Investing in bonds actually means loaning some money to some company or the government. In the US, government bonds are the most popular on the internal bond market. You are free to purchase foreign bonds too. The bond issuer will later pay you interest during the agreed lifespan of the ‘loan.’ This investment option is not considered as ‘risky’ as, say, stocks or online CFDs, but the returns are also much lower. So why do you need bonds on your 2021 portfolio? Because it’s a good way to balance out risks, minimize potential losses, or earn around 5-6% per year.
A Contract for Differences is a kind of a financial contract that lets you gain income if the difference on the purchased items is positive when the trades are closing. Online CFDs let you trade over very short periods and use levers to multiply your gains, depending on the conditions. This investment instrument is considered one of the riskiest (along with the stocks) but can be a great source of income for an experienced trader. It’s recommended to try CFDs in 2021 only if you have an opportunity to sacrifice an amount of cash without hurting your savings and the rest of the investment portfolio.
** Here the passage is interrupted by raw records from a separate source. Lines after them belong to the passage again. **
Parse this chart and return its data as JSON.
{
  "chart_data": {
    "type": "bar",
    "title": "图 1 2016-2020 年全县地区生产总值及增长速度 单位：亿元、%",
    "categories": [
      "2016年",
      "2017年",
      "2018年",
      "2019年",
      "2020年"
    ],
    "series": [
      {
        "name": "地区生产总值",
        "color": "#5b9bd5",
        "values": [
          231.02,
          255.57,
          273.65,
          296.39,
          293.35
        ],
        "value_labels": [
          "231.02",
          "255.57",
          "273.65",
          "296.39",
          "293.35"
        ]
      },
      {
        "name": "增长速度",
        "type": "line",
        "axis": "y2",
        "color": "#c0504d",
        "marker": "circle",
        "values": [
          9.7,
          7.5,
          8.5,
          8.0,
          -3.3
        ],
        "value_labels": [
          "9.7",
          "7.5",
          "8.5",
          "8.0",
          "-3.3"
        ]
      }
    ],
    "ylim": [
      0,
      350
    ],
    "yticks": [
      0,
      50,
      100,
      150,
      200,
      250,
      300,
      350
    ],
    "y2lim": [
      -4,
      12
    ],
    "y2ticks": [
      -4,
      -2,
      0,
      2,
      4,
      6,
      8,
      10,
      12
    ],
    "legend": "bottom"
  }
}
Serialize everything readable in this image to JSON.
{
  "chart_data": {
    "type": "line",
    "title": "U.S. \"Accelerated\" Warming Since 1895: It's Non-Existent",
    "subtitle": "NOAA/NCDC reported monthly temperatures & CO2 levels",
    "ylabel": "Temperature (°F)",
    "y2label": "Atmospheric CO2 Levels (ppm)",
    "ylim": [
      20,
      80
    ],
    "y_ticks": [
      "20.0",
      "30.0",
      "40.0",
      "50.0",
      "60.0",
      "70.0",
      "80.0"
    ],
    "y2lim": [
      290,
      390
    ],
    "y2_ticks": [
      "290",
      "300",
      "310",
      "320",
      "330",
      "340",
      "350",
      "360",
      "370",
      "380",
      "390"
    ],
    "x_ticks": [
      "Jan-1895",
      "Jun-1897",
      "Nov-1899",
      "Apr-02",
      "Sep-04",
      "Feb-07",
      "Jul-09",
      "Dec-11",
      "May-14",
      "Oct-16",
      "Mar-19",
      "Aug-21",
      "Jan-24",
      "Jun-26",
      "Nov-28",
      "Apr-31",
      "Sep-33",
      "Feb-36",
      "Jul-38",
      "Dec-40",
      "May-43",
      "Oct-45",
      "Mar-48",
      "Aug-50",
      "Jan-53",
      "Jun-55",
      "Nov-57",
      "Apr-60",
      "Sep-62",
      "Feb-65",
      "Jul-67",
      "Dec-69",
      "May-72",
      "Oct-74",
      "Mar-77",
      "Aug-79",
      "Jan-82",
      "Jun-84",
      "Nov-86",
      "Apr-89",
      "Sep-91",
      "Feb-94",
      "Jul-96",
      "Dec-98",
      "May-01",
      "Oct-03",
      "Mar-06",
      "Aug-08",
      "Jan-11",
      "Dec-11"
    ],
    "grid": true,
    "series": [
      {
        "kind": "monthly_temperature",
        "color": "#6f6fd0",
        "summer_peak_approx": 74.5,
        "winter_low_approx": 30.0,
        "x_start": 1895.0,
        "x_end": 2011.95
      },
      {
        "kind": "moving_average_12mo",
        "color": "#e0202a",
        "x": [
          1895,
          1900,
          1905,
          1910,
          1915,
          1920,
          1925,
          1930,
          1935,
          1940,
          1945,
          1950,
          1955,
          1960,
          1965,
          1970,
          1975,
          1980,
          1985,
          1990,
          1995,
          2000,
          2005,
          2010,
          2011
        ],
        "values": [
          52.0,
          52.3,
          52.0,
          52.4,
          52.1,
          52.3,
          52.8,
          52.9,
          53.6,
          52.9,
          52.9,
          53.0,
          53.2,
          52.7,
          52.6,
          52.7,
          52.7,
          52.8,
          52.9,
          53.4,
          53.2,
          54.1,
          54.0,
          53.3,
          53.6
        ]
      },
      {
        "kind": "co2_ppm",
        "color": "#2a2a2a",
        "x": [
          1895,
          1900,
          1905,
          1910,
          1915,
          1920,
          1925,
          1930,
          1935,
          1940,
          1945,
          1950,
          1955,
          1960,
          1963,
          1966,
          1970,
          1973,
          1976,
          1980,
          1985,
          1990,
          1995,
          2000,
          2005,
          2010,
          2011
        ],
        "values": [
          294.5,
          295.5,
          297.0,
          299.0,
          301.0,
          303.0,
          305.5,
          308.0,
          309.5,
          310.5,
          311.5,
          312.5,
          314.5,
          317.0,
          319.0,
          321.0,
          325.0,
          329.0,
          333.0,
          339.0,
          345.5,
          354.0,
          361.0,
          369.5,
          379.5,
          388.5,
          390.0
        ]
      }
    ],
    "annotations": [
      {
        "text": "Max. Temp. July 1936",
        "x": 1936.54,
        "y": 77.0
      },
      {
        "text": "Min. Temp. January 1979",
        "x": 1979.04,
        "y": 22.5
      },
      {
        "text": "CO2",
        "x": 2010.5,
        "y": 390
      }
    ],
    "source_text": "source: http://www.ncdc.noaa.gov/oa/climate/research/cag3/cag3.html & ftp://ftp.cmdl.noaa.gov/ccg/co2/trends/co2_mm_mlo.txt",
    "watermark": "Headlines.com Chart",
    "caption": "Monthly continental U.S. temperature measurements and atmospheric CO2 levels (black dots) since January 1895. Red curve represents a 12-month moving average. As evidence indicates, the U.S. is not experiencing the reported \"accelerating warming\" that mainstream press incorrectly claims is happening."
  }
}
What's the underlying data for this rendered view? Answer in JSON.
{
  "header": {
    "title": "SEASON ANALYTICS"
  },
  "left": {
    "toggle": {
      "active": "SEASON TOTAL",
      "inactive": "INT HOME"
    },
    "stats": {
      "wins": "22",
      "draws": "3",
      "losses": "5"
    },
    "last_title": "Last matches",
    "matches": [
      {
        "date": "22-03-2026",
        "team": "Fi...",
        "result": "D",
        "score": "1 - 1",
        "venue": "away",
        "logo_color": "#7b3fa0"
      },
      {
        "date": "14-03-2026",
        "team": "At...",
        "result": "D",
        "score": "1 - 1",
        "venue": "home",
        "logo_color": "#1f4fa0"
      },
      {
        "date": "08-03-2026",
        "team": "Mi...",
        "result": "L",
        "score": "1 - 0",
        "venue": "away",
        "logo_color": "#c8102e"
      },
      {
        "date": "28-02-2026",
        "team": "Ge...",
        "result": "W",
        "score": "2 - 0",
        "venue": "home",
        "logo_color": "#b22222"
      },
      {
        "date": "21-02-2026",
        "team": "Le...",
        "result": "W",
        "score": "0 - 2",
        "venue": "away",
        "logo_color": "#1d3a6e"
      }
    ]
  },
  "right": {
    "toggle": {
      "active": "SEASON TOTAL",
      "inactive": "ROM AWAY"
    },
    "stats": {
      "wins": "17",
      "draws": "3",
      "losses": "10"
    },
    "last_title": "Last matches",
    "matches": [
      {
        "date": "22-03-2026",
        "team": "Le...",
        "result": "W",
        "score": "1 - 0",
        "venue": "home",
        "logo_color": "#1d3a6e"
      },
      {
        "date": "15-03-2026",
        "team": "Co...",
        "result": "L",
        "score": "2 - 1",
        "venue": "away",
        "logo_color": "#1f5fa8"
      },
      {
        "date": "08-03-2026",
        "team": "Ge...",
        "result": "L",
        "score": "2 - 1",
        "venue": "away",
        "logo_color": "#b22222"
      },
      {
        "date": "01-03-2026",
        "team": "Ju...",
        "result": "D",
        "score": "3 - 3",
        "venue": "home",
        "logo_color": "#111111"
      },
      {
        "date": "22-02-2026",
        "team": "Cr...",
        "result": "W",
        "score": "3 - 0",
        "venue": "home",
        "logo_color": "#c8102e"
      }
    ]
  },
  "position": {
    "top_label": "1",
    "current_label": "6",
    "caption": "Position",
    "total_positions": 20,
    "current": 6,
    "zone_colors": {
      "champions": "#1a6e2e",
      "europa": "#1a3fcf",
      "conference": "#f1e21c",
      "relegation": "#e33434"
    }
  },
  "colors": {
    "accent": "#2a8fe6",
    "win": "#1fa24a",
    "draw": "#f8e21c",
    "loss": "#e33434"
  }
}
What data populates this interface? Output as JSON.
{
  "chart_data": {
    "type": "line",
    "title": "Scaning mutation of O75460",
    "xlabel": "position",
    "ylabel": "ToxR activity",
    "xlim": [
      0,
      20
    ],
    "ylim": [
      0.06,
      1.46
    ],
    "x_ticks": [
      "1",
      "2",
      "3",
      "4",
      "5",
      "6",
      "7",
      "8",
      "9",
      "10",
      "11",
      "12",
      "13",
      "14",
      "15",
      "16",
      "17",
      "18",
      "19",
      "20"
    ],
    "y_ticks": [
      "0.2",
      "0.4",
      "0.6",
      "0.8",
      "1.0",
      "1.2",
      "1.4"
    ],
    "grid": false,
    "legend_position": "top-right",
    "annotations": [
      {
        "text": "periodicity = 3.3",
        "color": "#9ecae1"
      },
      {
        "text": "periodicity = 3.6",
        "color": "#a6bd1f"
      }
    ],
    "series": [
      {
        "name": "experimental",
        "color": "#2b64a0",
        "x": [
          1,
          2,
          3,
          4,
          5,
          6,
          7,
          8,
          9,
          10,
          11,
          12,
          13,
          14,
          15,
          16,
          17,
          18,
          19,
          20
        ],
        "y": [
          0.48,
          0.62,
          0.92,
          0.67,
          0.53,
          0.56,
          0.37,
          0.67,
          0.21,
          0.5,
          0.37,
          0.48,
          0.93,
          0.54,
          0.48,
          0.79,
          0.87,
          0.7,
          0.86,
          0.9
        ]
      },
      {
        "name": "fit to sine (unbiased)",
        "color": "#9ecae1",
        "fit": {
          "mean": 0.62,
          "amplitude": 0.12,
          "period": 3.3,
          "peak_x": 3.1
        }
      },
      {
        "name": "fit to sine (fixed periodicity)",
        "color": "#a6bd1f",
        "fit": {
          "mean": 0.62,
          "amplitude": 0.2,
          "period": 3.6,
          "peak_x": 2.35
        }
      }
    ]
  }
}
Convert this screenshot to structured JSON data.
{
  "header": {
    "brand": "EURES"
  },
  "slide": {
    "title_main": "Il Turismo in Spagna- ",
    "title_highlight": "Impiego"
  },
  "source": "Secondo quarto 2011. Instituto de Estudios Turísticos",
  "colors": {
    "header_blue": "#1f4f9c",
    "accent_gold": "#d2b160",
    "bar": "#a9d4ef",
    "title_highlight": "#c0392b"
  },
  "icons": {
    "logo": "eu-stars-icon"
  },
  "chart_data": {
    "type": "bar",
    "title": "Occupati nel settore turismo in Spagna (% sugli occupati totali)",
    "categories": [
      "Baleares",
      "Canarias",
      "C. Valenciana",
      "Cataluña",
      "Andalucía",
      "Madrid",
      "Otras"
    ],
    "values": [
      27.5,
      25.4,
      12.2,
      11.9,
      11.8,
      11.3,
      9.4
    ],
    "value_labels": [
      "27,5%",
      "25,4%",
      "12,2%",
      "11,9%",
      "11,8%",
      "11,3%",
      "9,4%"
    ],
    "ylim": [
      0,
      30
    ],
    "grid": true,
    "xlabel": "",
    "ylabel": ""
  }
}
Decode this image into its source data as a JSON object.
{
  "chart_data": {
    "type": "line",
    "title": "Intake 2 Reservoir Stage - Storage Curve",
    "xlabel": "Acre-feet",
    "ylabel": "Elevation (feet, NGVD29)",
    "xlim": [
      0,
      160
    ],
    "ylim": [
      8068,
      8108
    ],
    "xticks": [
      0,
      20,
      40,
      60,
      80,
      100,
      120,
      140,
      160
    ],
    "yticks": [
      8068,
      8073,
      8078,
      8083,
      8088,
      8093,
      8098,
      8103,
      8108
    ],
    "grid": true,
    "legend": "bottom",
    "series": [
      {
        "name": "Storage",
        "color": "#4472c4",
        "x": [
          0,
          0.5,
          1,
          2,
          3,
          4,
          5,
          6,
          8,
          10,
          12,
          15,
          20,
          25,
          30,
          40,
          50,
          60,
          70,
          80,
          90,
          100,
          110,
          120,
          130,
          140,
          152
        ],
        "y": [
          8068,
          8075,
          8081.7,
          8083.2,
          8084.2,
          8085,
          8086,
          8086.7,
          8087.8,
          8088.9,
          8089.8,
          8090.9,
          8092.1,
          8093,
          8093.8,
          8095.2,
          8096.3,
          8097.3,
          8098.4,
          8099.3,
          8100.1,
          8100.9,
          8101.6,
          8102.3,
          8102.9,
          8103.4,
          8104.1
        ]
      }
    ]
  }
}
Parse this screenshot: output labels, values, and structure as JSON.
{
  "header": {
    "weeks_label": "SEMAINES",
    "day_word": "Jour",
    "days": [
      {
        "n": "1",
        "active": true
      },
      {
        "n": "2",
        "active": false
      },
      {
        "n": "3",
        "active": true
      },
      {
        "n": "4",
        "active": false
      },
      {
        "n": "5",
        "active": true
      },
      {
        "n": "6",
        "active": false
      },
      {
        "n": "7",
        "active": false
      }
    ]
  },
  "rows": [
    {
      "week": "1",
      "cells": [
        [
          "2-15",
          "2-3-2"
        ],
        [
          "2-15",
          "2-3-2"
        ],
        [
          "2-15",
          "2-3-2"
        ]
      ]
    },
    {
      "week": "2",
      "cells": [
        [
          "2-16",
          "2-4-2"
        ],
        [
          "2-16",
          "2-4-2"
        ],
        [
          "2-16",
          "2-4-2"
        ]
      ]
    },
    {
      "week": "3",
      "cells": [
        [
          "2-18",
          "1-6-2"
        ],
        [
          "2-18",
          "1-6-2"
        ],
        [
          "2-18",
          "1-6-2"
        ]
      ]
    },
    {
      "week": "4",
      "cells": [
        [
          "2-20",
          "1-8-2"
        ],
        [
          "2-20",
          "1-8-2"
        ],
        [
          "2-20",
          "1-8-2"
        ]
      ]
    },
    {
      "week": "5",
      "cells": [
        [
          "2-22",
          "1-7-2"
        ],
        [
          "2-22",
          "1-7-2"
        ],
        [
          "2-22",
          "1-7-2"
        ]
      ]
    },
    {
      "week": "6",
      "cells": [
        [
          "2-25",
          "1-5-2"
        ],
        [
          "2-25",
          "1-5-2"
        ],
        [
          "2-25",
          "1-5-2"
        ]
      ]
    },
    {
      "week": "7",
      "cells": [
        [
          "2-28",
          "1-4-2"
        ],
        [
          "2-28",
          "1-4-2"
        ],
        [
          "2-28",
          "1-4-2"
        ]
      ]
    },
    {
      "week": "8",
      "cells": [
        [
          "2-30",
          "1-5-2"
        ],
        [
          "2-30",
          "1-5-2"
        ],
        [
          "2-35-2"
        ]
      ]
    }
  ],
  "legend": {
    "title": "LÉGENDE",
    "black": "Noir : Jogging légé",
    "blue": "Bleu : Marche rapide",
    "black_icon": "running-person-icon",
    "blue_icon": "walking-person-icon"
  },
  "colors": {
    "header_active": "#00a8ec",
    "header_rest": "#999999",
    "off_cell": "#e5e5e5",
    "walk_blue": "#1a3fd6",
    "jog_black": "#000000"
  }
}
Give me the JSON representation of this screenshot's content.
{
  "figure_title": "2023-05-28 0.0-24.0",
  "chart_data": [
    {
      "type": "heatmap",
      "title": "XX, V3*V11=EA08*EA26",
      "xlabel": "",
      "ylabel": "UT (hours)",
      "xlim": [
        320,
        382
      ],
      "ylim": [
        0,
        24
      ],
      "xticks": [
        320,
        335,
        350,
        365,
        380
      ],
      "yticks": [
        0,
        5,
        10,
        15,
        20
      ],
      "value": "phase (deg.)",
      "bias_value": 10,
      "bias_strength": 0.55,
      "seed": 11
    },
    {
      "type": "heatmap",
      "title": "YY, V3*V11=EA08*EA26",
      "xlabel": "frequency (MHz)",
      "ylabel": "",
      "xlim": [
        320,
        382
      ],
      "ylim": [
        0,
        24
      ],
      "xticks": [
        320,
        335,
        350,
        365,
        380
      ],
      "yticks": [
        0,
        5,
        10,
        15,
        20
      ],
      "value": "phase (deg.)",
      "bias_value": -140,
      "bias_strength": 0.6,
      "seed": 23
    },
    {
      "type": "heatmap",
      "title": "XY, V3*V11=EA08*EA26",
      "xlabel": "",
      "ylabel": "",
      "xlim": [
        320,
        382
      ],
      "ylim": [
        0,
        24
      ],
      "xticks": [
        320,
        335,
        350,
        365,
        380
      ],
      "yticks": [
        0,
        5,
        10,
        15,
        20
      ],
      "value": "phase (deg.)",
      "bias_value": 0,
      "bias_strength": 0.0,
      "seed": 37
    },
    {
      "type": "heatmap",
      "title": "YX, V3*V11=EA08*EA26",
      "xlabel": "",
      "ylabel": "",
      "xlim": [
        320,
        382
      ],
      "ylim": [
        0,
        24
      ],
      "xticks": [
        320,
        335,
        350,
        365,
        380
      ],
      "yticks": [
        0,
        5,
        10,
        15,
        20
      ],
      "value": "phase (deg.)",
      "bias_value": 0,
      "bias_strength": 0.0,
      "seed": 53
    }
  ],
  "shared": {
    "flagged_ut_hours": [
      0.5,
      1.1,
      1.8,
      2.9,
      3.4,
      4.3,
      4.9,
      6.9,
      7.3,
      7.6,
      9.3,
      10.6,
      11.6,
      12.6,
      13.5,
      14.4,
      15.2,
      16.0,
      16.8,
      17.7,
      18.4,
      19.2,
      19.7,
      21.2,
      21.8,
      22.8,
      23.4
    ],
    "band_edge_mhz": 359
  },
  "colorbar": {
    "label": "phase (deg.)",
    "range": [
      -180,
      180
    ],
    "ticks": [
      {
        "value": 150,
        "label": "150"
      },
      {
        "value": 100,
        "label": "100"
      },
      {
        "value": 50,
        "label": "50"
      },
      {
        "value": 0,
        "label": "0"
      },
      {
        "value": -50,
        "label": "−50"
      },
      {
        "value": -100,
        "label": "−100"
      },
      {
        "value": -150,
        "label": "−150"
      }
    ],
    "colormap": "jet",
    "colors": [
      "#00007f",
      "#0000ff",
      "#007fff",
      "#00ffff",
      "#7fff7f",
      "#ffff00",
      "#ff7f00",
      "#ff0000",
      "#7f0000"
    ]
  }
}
Tock market lets you purchase and operate single stocks, while mutual funds provide you with a bunch of stocks per single purchase. However, all mutual funds are formed and controlled by a manager who charges a certain percentage as an investment fee. This fee can make it difficult or even impossible to beat the market.
Still, the average return of 2020 mutual funds in different categories was roughly 10%, which is quite good for investment under commissions. Analytics say that this return percentage is about to remain an industry standard for 2021.
The stock market is the most common and usually the most beneficial financial machine. It’s one of the riskiest ones, too, anyway. Purchasing a stock, you become a legal owner of a small portion of a company that sold you its stock. If the company earns profits, it may pay you dividends or reinvest the entire profit into further development. In both cases, the stock you own can grow in price or lose value, depending on the business solutions the company makes. The historical average of stock market returns is 10% but can fluctuate from 9% to 14%, depending on the characteristics of your portfolio.
Let’s take a look at a simple example to understand how important it is to balance out your portfolio and manage risks properly. If you invest $10,000 at 10% for 50 years without reinvesting, you can get $1,173,908. If you invest at 20%, it may turn into a whopping $91,004,381. Unfortunately, it’s highly unlikely to happen because of the extreme risk levels of such high-grossing instruments. In 2021 and after, the best idea will be to focus on reaching the annual market average and celebrate if you manage to gain more with balanced risks and without losing the increment along with the next year’s losses. Keep your finger on the pulse of market trends and stick to the well-researched and at least more or less predictable instruments.